Redshirts stars Ensign Andrew Dahl, newly assigned to the starship Intrepid. It doesn’t take long for him to notice that something weird is going on. Everyone reacts strangely to any mention of away missions, and the Intrepid’s crew has a much higher than normal mortality rate. In an effort to avoid a dramatic and untimely death, Dahl works together with several other new crew members and discovers things that seem too impossible and bizarre to be true.

I went into this book expecting it to be a combination black comedy and Star Trek parody. It started off that way, but then it morphed into something that packed more of an emotional punch than I expected.

This is the third book by Scalzi that I’ve read, and I think it’s the best of the bunch. The premise was interesting and fun, even though the characters themselves admitted it wasn’t terribly original. As with Scalzi’s other books, I felt that the characterization was very thin - I kept forgetting who certain characters were and had to flip back to their introductions for reminders - but even if I had trouble caring about them as individuals I was still riveted by their situation. Was a solution even possible? I couldn’t stop reading because I just had to find out.

I spent most of this book approaching it like a weird adventure, which is part of the reason why the “ending” threw me off so much. My copy of the book was 317 pages long, and the story’s apparent ending happened on page 230. Honestly, readers could technically stop at that point. It’d leave a few questions unanswered, but the result would be an okay sci-fi adventure with a reasonably happy ending. (The brief fake-out pissed me off. I wish Scalzi hadn’t done that - it was upsetting and annoying.)

I vaguely remembered hearing about the Three Codas but, since I’d read reviews ages ago and hadn’t bothered to look any up prior to starting the book, they still took me by surprise. They dug a bit deeper into characters I hadn’t expected Scalzi to spend much time on, and answered a few questions I had thought Scalzi would avoid dealing with. Then again, I’d also thought he’d avoid any direct mention of Star Trek and the Enterprise, and I was wrong about that too.

I can’t say too much about the codas without including major spoilers, so please excuse the vagueness from here on out. I’m still not entirely sure how I feel about them. I enjoyed them, I think, but aspects of them also annoyed me. The first one was my favorite, because it answered one of the questions that had been foremost in my mind. The answer the character arrived at in order to keep functioning and moving forward didn’t quite work for me, but it was better than “he quit” or “these discoveries had zero effect on his emotions or behavior.”

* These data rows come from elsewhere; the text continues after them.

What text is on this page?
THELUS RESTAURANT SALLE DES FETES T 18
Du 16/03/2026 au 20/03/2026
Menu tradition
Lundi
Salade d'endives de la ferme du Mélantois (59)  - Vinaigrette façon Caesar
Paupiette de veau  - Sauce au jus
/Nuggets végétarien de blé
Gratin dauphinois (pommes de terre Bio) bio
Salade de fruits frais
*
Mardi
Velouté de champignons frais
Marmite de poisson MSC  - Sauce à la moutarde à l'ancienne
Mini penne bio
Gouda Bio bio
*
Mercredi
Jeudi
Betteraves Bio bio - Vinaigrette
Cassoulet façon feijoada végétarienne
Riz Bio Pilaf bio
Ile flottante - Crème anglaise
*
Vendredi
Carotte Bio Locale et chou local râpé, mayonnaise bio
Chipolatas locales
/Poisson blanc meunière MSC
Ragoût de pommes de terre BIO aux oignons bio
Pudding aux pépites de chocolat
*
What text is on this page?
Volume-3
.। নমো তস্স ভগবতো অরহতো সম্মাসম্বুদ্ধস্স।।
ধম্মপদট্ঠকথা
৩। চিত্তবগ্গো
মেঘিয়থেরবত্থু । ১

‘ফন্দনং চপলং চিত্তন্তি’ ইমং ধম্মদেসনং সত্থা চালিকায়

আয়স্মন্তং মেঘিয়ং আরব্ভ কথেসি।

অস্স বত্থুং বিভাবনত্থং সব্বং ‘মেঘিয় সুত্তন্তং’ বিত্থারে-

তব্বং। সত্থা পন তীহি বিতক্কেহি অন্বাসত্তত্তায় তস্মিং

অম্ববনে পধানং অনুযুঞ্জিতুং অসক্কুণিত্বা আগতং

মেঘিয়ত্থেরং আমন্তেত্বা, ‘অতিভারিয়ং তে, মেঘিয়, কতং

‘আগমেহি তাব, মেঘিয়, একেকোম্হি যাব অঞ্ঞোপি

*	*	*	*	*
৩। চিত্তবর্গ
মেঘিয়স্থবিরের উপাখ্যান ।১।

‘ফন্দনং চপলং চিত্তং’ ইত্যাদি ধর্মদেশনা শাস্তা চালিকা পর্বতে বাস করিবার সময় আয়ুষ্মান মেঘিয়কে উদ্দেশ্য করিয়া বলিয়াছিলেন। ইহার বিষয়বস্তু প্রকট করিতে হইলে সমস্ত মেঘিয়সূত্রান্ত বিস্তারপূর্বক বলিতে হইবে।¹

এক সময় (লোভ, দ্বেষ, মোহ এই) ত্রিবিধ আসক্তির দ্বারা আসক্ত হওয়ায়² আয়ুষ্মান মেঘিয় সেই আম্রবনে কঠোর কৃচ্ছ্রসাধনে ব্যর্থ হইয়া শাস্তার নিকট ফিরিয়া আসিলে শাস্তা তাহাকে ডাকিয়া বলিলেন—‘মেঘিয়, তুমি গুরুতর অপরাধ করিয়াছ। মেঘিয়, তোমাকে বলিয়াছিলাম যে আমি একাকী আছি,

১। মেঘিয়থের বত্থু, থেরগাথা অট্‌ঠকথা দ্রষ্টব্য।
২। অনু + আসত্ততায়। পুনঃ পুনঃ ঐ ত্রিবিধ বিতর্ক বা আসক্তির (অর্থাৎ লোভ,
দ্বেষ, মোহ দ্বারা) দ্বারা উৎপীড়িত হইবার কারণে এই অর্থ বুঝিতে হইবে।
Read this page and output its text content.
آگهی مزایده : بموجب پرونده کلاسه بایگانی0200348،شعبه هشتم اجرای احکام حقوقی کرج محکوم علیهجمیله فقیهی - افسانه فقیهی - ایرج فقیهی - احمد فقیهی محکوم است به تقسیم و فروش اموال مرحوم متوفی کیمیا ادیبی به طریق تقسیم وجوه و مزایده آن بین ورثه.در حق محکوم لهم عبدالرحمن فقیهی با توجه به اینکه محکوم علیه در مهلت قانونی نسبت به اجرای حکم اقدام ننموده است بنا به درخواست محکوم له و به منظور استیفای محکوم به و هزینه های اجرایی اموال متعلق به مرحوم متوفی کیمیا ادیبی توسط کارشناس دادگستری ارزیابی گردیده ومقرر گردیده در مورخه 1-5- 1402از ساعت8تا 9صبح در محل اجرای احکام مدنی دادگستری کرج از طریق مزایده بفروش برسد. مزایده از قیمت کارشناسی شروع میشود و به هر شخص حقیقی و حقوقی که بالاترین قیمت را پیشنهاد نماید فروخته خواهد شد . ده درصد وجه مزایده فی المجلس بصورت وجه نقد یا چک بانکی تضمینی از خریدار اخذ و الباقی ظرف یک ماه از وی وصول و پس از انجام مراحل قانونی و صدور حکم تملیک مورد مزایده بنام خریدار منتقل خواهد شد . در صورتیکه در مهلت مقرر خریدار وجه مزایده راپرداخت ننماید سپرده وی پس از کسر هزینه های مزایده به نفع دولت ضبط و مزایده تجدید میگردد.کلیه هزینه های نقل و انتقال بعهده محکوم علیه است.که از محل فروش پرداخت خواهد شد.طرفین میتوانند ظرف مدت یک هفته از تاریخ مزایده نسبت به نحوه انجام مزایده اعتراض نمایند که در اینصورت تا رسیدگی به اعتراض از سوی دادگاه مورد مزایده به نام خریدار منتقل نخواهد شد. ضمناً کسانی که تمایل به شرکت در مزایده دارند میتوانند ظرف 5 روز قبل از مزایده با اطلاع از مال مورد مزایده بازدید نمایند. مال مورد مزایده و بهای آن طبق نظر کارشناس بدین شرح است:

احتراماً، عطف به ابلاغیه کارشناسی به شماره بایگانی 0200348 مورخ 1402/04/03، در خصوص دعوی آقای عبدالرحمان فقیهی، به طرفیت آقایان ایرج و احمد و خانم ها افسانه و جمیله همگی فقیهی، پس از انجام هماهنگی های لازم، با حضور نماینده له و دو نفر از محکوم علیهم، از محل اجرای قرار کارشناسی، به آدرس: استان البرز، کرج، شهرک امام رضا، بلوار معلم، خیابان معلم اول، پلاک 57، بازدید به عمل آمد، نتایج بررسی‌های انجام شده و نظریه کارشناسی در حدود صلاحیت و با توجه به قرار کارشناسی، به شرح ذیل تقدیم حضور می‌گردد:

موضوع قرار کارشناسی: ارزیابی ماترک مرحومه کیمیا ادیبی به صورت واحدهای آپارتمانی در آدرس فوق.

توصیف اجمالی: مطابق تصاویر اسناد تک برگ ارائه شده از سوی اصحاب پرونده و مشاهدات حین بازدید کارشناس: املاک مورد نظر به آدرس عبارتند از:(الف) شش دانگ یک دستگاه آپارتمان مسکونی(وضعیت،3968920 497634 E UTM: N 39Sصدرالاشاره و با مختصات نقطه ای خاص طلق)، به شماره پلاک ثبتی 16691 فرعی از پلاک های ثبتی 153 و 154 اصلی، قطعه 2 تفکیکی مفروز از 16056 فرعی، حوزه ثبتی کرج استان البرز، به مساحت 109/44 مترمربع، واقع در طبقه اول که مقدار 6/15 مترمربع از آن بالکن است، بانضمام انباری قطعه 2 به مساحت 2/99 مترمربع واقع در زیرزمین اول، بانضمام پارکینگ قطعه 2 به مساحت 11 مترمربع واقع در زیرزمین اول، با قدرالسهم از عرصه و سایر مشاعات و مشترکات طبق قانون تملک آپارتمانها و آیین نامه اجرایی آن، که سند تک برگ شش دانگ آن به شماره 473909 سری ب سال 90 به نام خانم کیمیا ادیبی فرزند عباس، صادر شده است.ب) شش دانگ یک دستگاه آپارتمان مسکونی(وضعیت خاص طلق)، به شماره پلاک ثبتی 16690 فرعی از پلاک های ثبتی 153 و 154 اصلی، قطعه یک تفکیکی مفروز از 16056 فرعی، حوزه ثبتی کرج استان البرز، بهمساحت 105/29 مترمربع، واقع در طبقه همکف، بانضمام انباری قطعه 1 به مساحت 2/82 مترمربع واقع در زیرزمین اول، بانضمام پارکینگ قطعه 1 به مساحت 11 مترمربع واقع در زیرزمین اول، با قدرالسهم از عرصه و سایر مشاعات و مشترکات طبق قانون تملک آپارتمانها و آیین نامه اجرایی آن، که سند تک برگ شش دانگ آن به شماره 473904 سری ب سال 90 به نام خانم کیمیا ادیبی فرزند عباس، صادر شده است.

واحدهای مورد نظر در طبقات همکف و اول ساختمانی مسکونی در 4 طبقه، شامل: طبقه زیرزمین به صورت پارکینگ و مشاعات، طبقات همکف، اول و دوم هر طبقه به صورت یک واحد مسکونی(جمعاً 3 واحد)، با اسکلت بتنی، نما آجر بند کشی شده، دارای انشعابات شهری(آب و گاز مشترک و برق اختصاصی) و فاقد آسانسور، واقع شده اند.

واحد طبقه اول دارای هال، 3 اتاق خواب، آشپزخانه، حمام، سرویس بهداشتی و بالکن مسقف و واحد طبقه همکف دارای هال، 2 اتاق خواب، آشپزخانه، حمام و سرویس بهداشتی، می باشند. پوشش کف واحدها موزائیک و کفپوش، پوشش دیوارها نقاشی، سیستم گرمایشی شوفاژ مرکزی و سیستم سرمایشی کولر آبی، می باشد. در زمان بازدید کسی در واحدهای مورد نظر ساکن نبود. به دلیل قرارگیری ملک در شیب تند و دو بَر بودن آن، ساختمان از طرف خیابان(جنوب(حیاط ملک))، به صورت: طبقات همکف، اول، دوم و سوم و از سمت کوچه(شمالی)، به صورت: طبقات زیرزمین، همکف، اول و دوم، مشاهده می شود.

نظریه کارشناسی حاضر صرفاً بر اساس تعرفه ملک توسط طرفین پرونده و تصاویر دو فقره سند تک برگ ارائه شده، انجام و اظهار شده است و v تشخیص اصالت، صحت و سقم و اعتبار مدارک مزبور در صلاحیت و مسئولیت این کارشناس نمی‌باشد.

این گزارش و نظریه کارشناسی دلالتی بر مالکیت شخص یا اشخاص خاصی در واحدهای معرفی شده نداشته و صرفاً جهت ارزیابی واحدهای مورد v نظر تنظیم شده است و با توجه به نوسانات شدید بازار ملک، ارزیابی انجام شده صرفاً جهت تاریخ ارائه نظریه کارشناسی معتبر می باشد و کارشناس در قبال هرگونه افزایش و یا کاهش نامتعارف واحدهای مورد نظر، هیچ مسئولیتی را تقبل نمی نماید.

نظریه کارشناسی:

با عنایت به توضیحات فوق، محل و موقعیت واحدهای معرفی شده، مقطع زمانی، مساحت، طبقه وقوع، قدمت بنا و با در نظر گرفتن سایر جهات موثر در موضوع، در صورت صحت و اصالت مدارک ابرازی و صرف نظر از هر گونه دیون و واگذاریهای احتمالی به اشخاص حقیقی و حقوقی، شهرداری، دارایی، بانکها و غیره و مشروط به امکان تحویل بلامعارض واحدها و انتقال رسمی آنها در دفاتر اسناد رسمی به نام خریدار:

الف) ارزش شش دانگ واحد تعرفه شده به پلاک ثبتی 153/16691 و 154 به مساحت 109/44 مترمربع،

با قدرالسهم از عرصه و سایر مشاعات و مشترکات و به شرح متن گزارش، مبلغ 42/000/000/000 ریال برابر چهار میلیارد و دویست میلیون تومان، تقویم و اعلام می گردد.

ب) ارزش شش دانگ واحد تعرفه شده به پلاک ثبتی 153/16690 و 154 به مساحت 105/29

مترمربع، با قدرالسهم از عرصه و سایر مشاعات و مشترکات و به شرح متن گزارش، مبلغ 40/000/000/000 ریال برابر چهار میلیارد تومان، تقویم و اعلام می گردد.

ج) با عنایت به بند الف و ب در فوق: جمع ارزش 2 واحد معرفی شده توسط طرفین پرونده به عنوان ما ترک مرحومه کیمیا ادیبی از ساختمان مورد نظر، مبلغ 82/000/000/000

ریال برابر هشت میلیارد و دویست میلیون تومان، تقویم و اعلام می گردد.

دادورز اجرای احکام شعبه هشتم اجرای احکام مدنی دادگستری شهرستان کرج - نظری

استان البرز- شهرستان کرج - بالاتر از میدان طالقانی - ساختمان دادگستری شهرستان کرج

All three of the codas had some amount of emotional manipulation in common, but the second and third codas were the most obvious about it. I was relatively okay with the second one, because it at least gave me a peek at how one aspect of the big plan had worked out. The third one struck me as being more forced. This woman had a complete stranger show up on her doorstep, give her something that was either highly creepy (if she viewed it as coming from a deeply obsessed fan) or impossible (if she believed it), and then leave without an explanation. She handled it all way better than I felt was believable.

One thing in particular that bugged me about the second and third codas (and here I get into “unavoidable spoilers” territory): the way they emphasized that the connection between the characters and their actors went deeper than surface level. I don’t have the words to fully explain why it bugged me, but the idea that the characters and their actors were essentially the same person didn’t sit well with me.

All in all, I liked this book a lot more than I had expected I would. Although I’ve seen quite a bit of Star Trek: The Next Generation, Voyager, and Deep Space Nine, I don’t consider myself to be a Trekkie and was worried that that would impede my ability to enjoy this book. Happily, that wasn’t the case.